HAMPIR MENANGIS DI ENDGAME GOES TO CAMPUS

Acara Endgame Goes to Campus yang berlangsung di Universitas Diponegoro pada 19 Desember lalu berhasil membuatku tidak mengantuk, padahal durasi obrolan cukup lama. Aku ingat, bukan sekali atau dua kali ketika menghadiri acara formal seperti kajian dan ceramah, keseringan ketiduran ditengah-tengah acara. Malah yang ini justru sebaliknya. Aku benar-benar senang dan ingin sekali mendengarkan lagi dan lagi.

Saat perjalanan menuju Undip yang berlokasi di Tembalang, Semarang, sempat terlintas, “Jangan-jangan nanti aku menangis? Eh, tidak mungkin. Kan obrolan Endgame kali ini tentang pendidikan. Tidak mungkin kalau membuat menangis, malahan buat mikir lama karena terlalu kompleks.”

Pendidikan yang Berakar, adalah tema yang dibahas bersama Gita Wirjawan dan Watiek Ideo. Acara berlangsung di auditorium Dekanat Fakultas Tenik. Aku sudah menduga, pasti akan penuh dan benar adanya. Satu ruangan penuh dengan mahasiswa/i dan masyarakat umum dari beragam profesi, terutama di bidang pendidikan.
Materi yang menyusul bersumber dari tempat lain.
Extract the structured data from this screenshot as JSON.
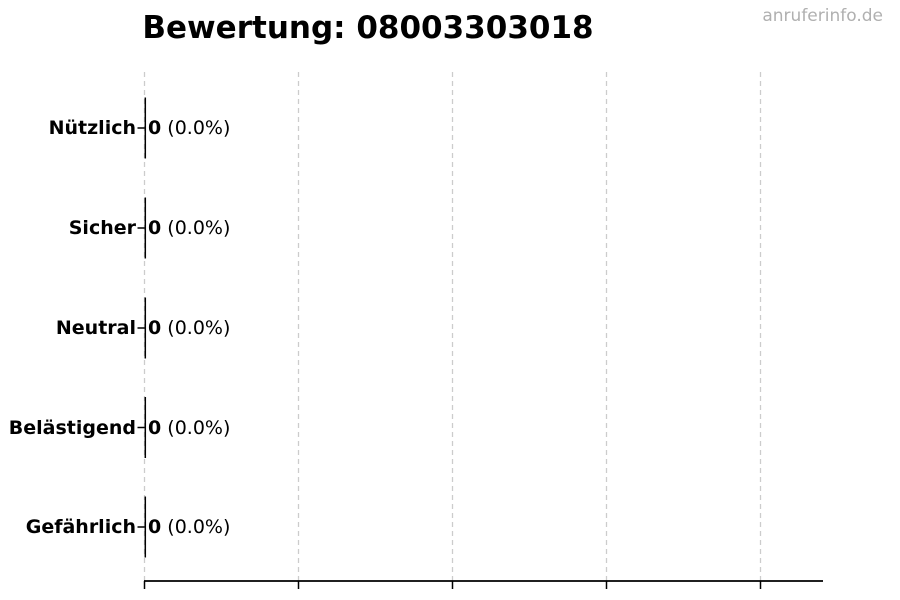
{
  "watermark": "anruferinfo.de",
  "chart_data": {
    "type": "bar",
    "orientation": "horizontal",
    "title": "Bewertung: 08003303018",
    "categories": [
      "Nützlich",
      "Sicher",
      "Neutral",
      "Belästigend",
      "Gefährlich"
    ],
    "values": [
      0,
      0,
      0,
      0,
      0
    ],
    "percentages": [
      0.0,
      0.0,
      0.0,
      0.0,
      0.0
    ],
    "rows": [
      {
        "label": "Nützlich",
        "value_label": "0",
        "percent_label": "(0.0%)"
      },
      {
        "label": "Sicher",
        "value_label": "0",
        "percent_label": "(0.0%)"
      },
      {
        "label": "Neutral",
        "value_label": "0",
        "percent_label": "(0.0%)"
      },
      {
        "label": "Belästigend",
        "value_label": "0",
        "percent_label": "(0.0%)"
      },
      {
        "label": "Gefährlich",
        "value_label": "0",
        "percent_label": "(0.0%)"
      }
    ],
    "xlabel": "",
    "ylabel": "",
    "x_tick_labels_visible": false,
    "grid": "vertical-dashed",
    "legend": "none",
    "colors": {
      "bar": "#000000",
      "axis": "#000000",
      "grid": "#cccccc",
      "text": "#000000",
      "watermark": "#b0b0b0",
      "background": "#ffffff"
    }
  }
}
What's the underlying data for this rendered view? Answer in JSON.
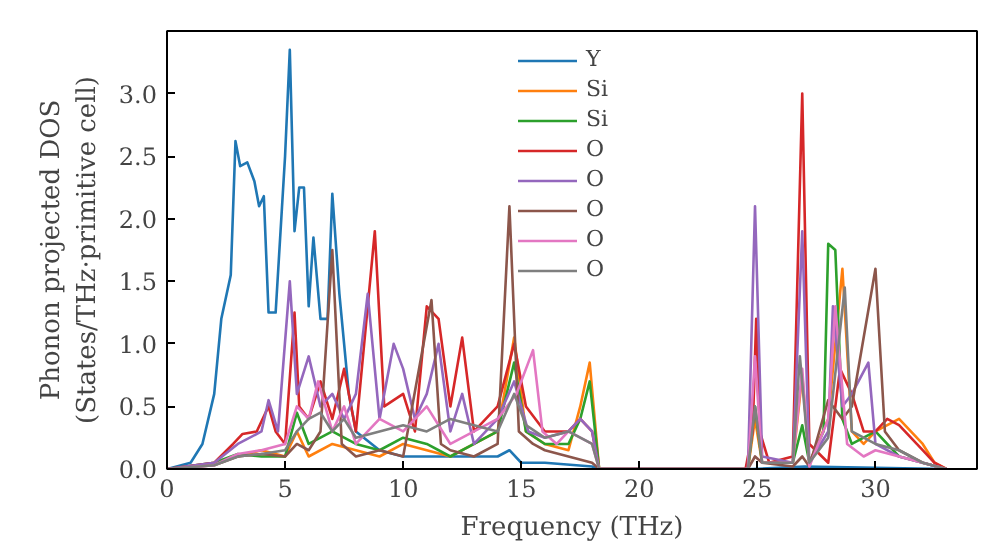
{
  "chart_data": {
    "type": "line",
    "xlabel": "Frequency (THz)",
    "ylabel": "Phonon projected DOS\n(States/THz·primitive cell)",
    "xlim": [
      0,
      34.3
    ],
    "ylim": [
      0,
      3.5
    ],
    "xticks": [
      0,
      5,
      10,
      15,
      20,
      25,
      30
    ],
    "yticks": [
      {
        "value": 0,
        "label": "0.0"
      },
      0.5,
      {
        "value": 1,
        "label": "1.0"
      },
      1.5,
      {
        "value": 2,
        "label": "2.0"
      },
      2.5,
      {
        "value": 3,
        "label": "3.0"
      }
    ],
    "grid": false,
    "legend": "top",
    "marker": "none",
    "line_style": "solid",
    "series": [
      {
        "name": "Y",
        "color": "#1f77b4",
        "x": [
          0,
          1,
          1.5,
          2,
          2.3,
          2.7,
          2.9,
          3.1,
          3.4,
          3.7,
          3.9,
          4.1,
          4.3,
          4.6,
          5.0,
          5.2,
          5.4,
          5.6,
          5.8,
          6.0,
          6.2,
          6.5,
          6.8,
          7.0,
          7.3,
          7.7,
          8,
          9,
          10,
          12,
          14,
          14.5,
          15,
          16,
          18,
          18.3,
          24.8,
          27,
          33
        ],
        "values": [
          0,
          0.05,
          0.2,
          0.6,
          1.2,
          1.55,
          2.62,
          2.42,
          2.45,
          2.3,
          2.1,
          2.18,
          1.25,
          1.25,
          2.5,
          3.35,
          1.9,
          2.25,
          2.25,
          1.3,
          1.85,
          1.2,
          1.2,
          2.2,
          1.4,
          0.6,
          0.3,
          0.15,
          0.1,
          0.1,
          0.1,
          0.15,
          0.05,
          0.05,
          0.02,
          0,
          0,
          0.02,
          0
        ]
      },
      {
        "name": "Si",
        "color": "#ff7f0e",
        "x": [
          3,
          4,
          5,
          5.5,
          6,
          7,
          8,
          9,
          10,
          11,
          12,
          13,
          14,
          14.7,
          15.2,
          16,
          17,
          17.5,
          17.9,
          18.3,
          24.6,
          24.9,
          25.2,
          26.5,
          26.9,
          27.2,
          28,
          28.6,
          29,
          29.5,
          30,
          31,
          32,
          32.5,
          33
        ],
        "values": [
          0.1,
          0.15,
          0.1,
          0.3,
          0.1,
          0.2,
          0.15,
          0.1,
          0.2,
          0.15,
          0.1,
          0.2,
          0.3,
          1.05,
          0.3,
          0.2,
          0.15,
          0.5,
          0.85,
          0,
          0,
          0.4,
          0.05,
          0.05,
          0.75,
          0.05,
          0.4,
          1.6,
          0.3,
          0.2,
          0.3,
          0.4,
          0.2,
          0.05,
          0
        ]
      },
      {
        "name": "Si",
        "color": "#2ca02c",
        "x": [
          0,
          2,
          3,
          4,
          5,
          5.5,
          6,
          7,
          8,
          9,
          10,
          11,
          12,
          13,
          14,
          14.7,
          15.2,
          16,
          17,
          17.5,
          17.9,
          18.3,
          24.6,
          24.9,
          25.2,
          26.5,
          26.9,
          27.2,
          27.8,
          28.0,
          28.3,
          28.6,
          29,
          30,
          31,
          32,
          33
        ],
        "values": [
          0,
          0.05,
          0.12,
          0.1,
          0.1,
          0.45,
          0.2,
          0.3,
          0.2,
          0.15,
          0.25,
          0.2,
          0.1,
          0.2,
          0.3,
          0.85,
          0.3,
          0.2,
          0.2,
          0.4,
          0.7,
          0,
          0,
          0.5,
          0.05,
          0.05,
          0.35,
          0.05,
          0.3,
          1.8,
          1.75,
          0.4,
          0.2,
          0.3,
          0.1,
          0.05,
          0
        ]
      },
      {
        "name": "O",
        "color": "#d62728",
        "x": [
          0,
          2,
          2.8,
          3.2,
          3.8,
          4.3,
          4.6,
          5,
          5.4,
          5.6,
          6,
          6.5,
          7,
          7.5,
          8,
          8.8,
          9.2,
          10,
          10.5,
          11,
          11.5,
          12,
          12.5,
          13,
          14,
          14.7,
          15.2,
          16,
          17,
          17.5,
          18,
          18.3,
          24.5,
          24.8,
          24.95,
          25.1,
          25.5,
          26.5,
          26.9,
          27.2,
          28,
          28.5,
          29,
          29.5,
          30,
          30.5,
          31,
          32,
          32.5,
          33
        ],
        "values": [
          0,
          0.05,
          0.2,
          0.28,
          0.3,
          0.5,
          0.3,
          0.2,
          1.25,
          0.5,
          0.4,
          0.7,
          0.4,
          0.8,
          0.3,
          1.9,
          0.5,
          0.6,
          0.3,
          1.3,
          1.2,
          0.5,
          1.05,
          0.3,
          0.5,
          1.0,
          0.5,
          0.3,
          0.3,
          0.4,
          0.3,
          0,
          0,
          0.3,
          1.2,
          0.3,
          0.05,
          0.1,
          3.0,
          0.2,
          0.05,
          0.8,
          0.6,
          0.3,
          0.3,
          0.4,
          0.35,
          0.15,
          0.05,
          0
        ]
      },
      {
        "name": "O",
        "color": "#9467bd",
        "x": [
          0,
          2,
          3,
          4,
          4.3,
          4.7,
          5.2,
          5.5,
          6,
          6.5,
          7,
          7.5,
          8,
          8.5,
          9,
          9.6,
          10,
          10.5,
          11,
          11.5,
          12,
          12.5,
          13,
          14,
          14.7,
          15.3,
          16,
          17,
          17.5,
          18,
          18.3,
          24.6,
          24.9,
          25.2,
          26.5,
          26.9,
          27.2,
          28,
          28.2,
          28.6,
          29,
          29.7,
          30,
          31,
          32,
          33
        ],
        "values": [
          0,
          0.05,
          0.2,
          0.3,
          0.55,
          0.3,
          1.5,
          0.6,
          0.9,
          0.5,
          0.6,
          0.4,
          0.6,
          1.4,
          0.4,
          1.0,
          0.8,
          0.4,
          0.6,
          1.0,
          0.3,
          0.6,
          0.2,
          0.4,
          0.7,
          0.3,
          0.25,
          0.3,
          0.4,
          0.3,
          0,
          0,
          2.1,
          0.1,
          0.05,
          1.9,
          0.05,
          0.3,
          1.3,
          0.5,
          0.6,
          0.85,
          0.2,
          0.1,
          0.05,
          0
        ]
      },
      {
        "name": "O",
        "color": "#8c564b",
        "x": [
          0,
          2,
          3,
          4,
          5,
          5.5,
          6,
          6.5,
          7.0,
          7.4,
          8,
          9,
          10,
          11.2,
          11.6,
          12,
          13,
          14,
          14.5,
          14.9,
          15.5,
          16,
          17,
          18,
          18.3,
          24.6,
          24.9,
          25.2,
          26.5,
          26.9,
          27.2,
          28,
          28.6,
          29,
          30,
          30.4,
          31,
          32,
          33
        ],
        "values": [
          0,
          0.03,
          0.1,
          0.12,
          0.1,
          0.2,
          0.15,
          0.3,
          1.75,
          0.2,
          0.1,
          0.15,
          0.1,
          1.35,
          0.2,
          0.15,
          0.1,
          0.2,
          2.1,
          0.3,
          0.2,
          0.15,
          0.1,
          0.05,
          0,
          0,
          0.1,
          0.05,
          0.02,
          0.1,
          0.02,
          0.55,
          0.4,
          0.5,
          1.6,
          0.3,
          0.15,
          0.05,
          0
        ]
      },
      {
        "name": "O",
        "color": "#e377c2",
        "x": [
          0,
          2,
          3,
          4,
          5,
          5.5,
          6,
          6.4,
          7,
          7.5,
          8,
          9,
          10,
          11,
          12,
          13,
          14,
          14.8,
          15.5,
          15.9,
          16.5,
          17,
          18,
          18.3,
          24.6,
          24.9,
          25.2,
          26.5,
          26.9,
          27.2,
          28,
          28.3,
          28.8,
          29.5,
          30,
          31,
          32,
          33
        ],
        "values": [
          0,
          0.03,
          0.12,
          0.15,
          0.2,
          0.5,
          0.4,
          0.7,
          0.3,
          0.5,
          0.2,
          0.4,
          0.3,
          0.5,
          0.2,
          0.3,
          0.4,
          0.6,
          0.95,
          0.3,
          0.2,
          0.3,
          0.2,
          0,
          0,
          0.9,
          0.05,
          0.05,
          0.8,
          0.02,
          0.4,
          1.3,
          0.2,
          0.1,
          0.15,
          0.1,
          0.05,
          0
        ]
      },
      {
        "name": "O",
        "color": "#7f7f7f",
        "x": [
          0,
          2,
          3,
          4,
          5,
          5.5,
          6,
          6.5,
          7,
          7.5,
          8,
          9,
          10,
          11,
          12,
          13,
          14,
          14.7,
          15.2,
          16,
          17,
          18,
          18.3,
          24.6,
          24.9,
          25.2,
          26.5,
          26.8,
          27.2,
          28,
          28.7,
          29,
          30,
          31,
          32,
          33
        ],
        "values": [
          0,
          0.03,
          0.1,
          0.12,
          0.15,
          0.3,
          0.4,
          0.45,
          0.3,
          0.4,
          0.25,
          0.3,
          0.35,
          0.3,
          0.4,
          0.35,
          0.3,
          0.6,
          0.35,
          0.25,
          0.3,
          0.2,
          0,
          0,
          0.5,
          0.05,
          0.05,
          0.9,
          0.05,
          0.25,
          1.45,
          0.3,
          0.2,
          0.15,
          0.05,
          0
        ]
      }
    ]
  }
}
Ada yang membuatku cukup terkejut ketika MC menyebut best-paper dan tidak lama setelah itu, seorang laki-laki dengan iket di kepala maju ke panggung dan mempresentasikan hasil atau lebih tepatnya menceritakan latar belakang terkait paper-nya. Bagian ini membuatku terpukau sekaligus nyesek.
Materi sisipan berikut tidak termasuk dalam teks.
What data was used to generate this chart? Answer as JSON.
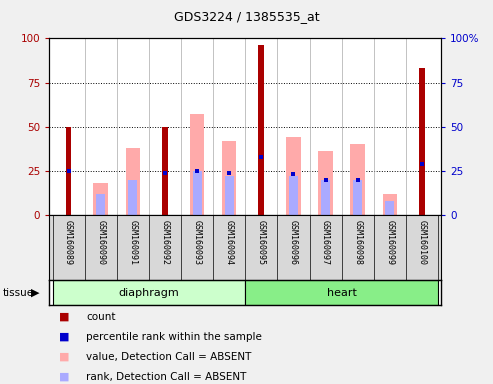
{
  "title": "GDS3224 / 1385535_at",
  "samples": [
    "GSM160089",
    "GSM160090",
    "GSM160091",
    "GSM160092",
    "GSM160093",
    "GSM160094",
    "GSM160095",
    "GSM160096",
    "GSM160097",
    "GSM160098",
    "GSM160099",
    "GSM160100"
  ],
  "tissue_groups": [
    {
      "label": "diaphragm",
      "start": 0,
      "end": 6
    },
    {
      "label": "heart",
      "start": 6,
      "end": 12
    }
  ],
  "count": [
    50,
    0,
    0,
    50,
    0,
    0,
    96,
    0,
    0,
    0,
    0,
    83
  ],
  "percentile_rank": [
    25,
    0,
    0,
    24,
    25,
    24,
    33,
    23,
    20,
    20,
    0,
    29
  ],
  "value_absent": [
    0,
    18,
    38,
    0,
    57,
    42,
    0,
    44,
    36,
    40,
    12,
    0
  ],
  "rank_absent": [
    0,
    12,
    20,
    0,
    25,
    22,
    0,
    22,
    20,
    20,
    8,
    0
  ],
  "count_color": "#aa0000",
  "percentile_color": "#0000cc",
  "value_absent_color": "#ffaaaa",
  "rank_absent_color": "#aaaaff",
  "ylim_left": [
    0,
    100
  ],
  "ylim_right": [
    0,
    100
  ],
  "yticks": [
    0,
    25,
    50,
    75,
    100
  ],
  "ytick_labels_left": [
    "0",
    "25",
    "50",
    "75",
    "100"
  ],
  "ytick_labels_right": [
    "0",
    "25",
    "50",
    "75",
    "100%"
  ],
  "bg_color": "#d8d8d8",
  "plot_bg_color": "#ffffff",
  "tissue_box_color_diaphragm": "#ccffcc",
  "tissue_box_color_heart": "#88ee88",
  "fig_bg": "#f0f0f0"
}
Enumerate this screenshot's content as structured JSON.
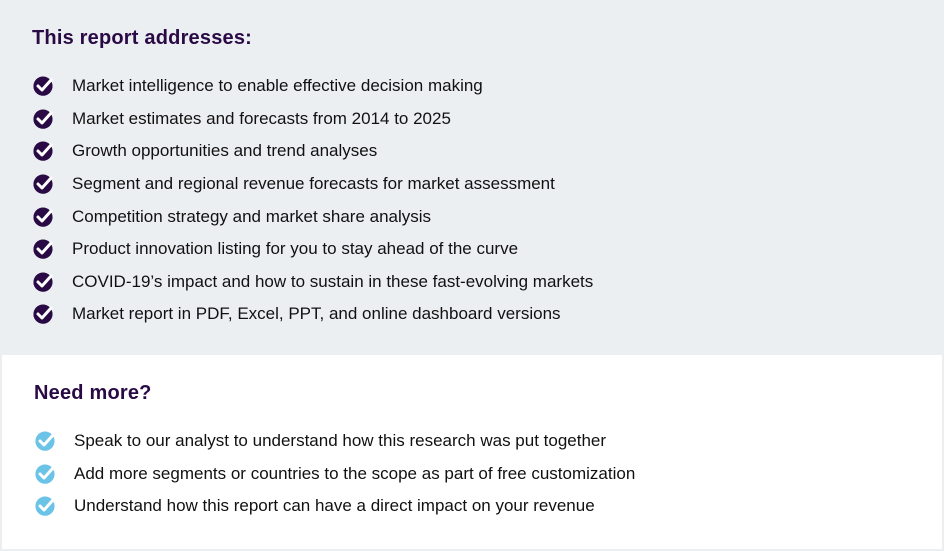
{
  "addresses": {
    "title": "This report addresses:",
    "icon": "check-circle-icon",
    "icon_color": "#2a0a45",
    "items": [
      "Market intelligence to enable effective decision making",
      "Market estimates and forecasts from 2014 to 2025",
      "Growth opportunities and trend analyses",
      "Segment and regional revenue forecasts for market assessment",
      "Competition strategy and market share analysis",
      "Product innovation listing for you to stay ahead of the curve",
      "COVID-19’s impact and how to sustain in these fast-evolving markets",
      "Market report in PDF, Excel, PPT, and online dashboard versions"
    ]
  },
  "need_more": {
    "title": "Need more?",
    "icon": "check-circle-icon",
    "icon_color": "#6cc3e8",
    "items": [
      "Speak to our analyst to understand how this research was put together",
      "Add more segments or countries to the scope as part of free customization",
      "Understand how this report can have a direct impact on your revenue"
    ]
  }
}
Anak Usia Emas, Ayah dan Ibu Cerdas: Pembelajaran Sepanjang Hayat untuk Orang Tua, adalah judul dari best-paper tersebut yang ditulis oleh Eleazar dan Schalke.

Beberapa data terkait tingkat pendidikan orang tua akan berpengaruh dengan kecerdasan anak juga disebutkan di sini. Sepasang mataku tiba-tiba terasa pedas, bukan karena kelilipan, tetapi, mengetahui fakta yang menyedihkan. Saat itu aku teringat rumah. Rasanya ingin menangis, tetapi, segera kuurungkan. Ini, kan, bukan acara ESQ. Aku hanya mengatakan pada diriku, “Aku bersyukur sekaligus sedih.”
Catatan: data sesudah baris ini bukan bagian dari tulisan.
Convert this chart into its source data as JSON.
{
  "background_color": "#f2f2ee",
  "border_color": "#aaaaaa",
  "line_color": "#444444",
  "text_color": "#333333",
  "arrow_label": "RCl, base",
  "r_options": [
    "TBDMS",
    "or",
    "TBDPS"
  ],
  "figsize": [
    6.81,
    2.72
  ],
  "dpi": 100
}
Jika dilihat dari judul, kamu pasti sudah bisa menebak isi dari paper itu, tetapi, jika bisa membaca lebih lengkap, aku akan lebih senang. Kapan-kapan akan kucari lagi. Dalam presentasi alias cerita yang super singkat itu, Kak Eleazar mengatakan, “Kesepian yang dialami oleh anak-anak yang ditinggal orang tua bekerja.” Menyadari hal tersebut terjadi sejak lama dan turun temurun, kamu merasakan juga, kah?

Saat bercerita, Kak El memperlihatkan beberapa foto, salah satunya seorang dewasa yang sedang membawa buku dengan latar belakang rak-rak berisi buku-buku. Bagian ini berhasil membuat ingatan masa kecil yang sangat jauh dengan buku-buku. Jangankan buku, membaca saja tidak lancar, “Beruntung sekali lahir di keluarga yang melek literasi sejak dini.” Lagi-lagi sepasang mataku kebas. Ingin rasanya langsung menangis. Ah, sialan.

Obrolan antara Pak Gita dan Ibu Watiek dimulai. Satu ruangan khidmat menyimak, sesekali tertawa karena hal lucu. Aku yang secara tidak sengaja kembali menginjakkan kaki diranah pendidikan lagi walaupun tidak sedalam orang-orang yang berprofesi sebagai guru atau konsultan pendidikan, merasa pendidikan bukan ranah yang bisa disepelekan, bagian ini menyangganya juga cukup berat. Tidak hanya satu tim pendidikan yang bergerak, tetapi semua lapisan masyarakat dan pemerintah.